Don't Look Back in Ongar
- Author: Paul Howard
- Illustrator: Alan Clarke
- Cover artist: Alan Clarke
- Language: English
- Series: Ross O'Carroll-Kelly
- Genre: Comic novel, satire
- Set in: Dublin, 2019-20
- Published: 22 August 2024, Penguin
- Publication place: Republic of Ireland
- Media type: Print: paperback
- Pages: 320
- ISBN: 9781844886296
- Dewey Decimal: 823.92
- Preceded by: Camino Royale

= Don't Look Back in Ongar =

2024 book by Paul Howard

Don't Look Back in Ongar is a 2024 comic novel by Irish playwright and author Paul Howard and is the twenty-fourth and last novel in the Ross O'Carroll-Kelly series.

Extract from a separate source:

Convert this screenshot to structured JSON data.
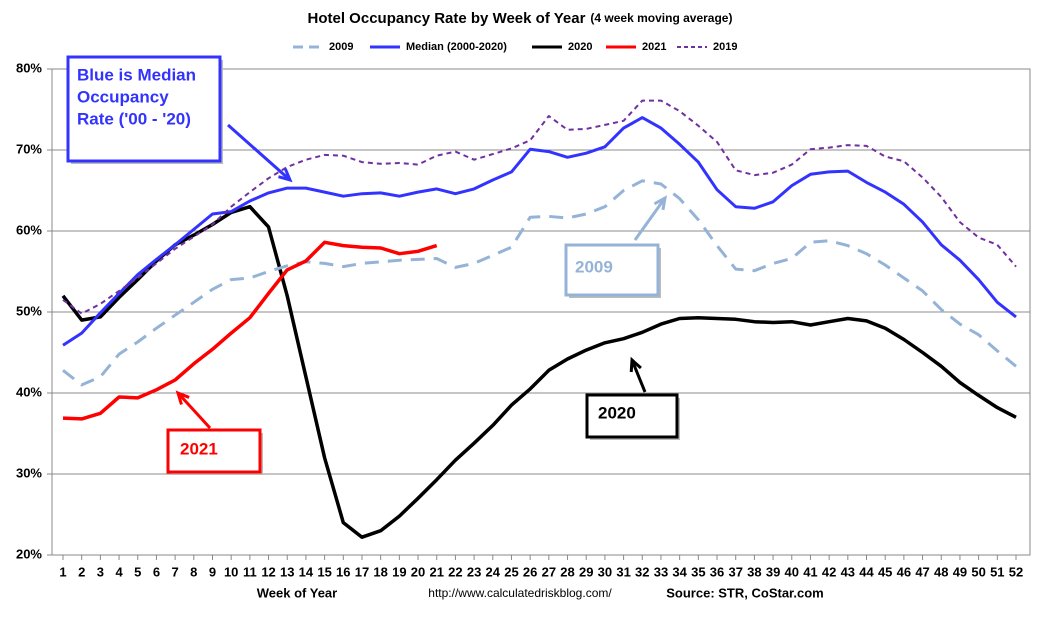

The title refers to the song "Don't Look Back in Anger" (and possibly the nostalgic Virgin Media TV series) and the Dublin suburb of Ongar.

==Release==
The novel was released on 22 August 2024.

==Plot==

Ross is turning forty, and his wife Sorcha still wants a divorce, and his father is causing trouble in Áras an Uachtaráin, while his son Ronan is working for villainous lawyer Hennessy. His mother Fionnuala, who has Alzheimer's, is placed in a luxury nursing home in Ongar.
==Reviews==
The Irish Times described the finale as "unexpectedly touching."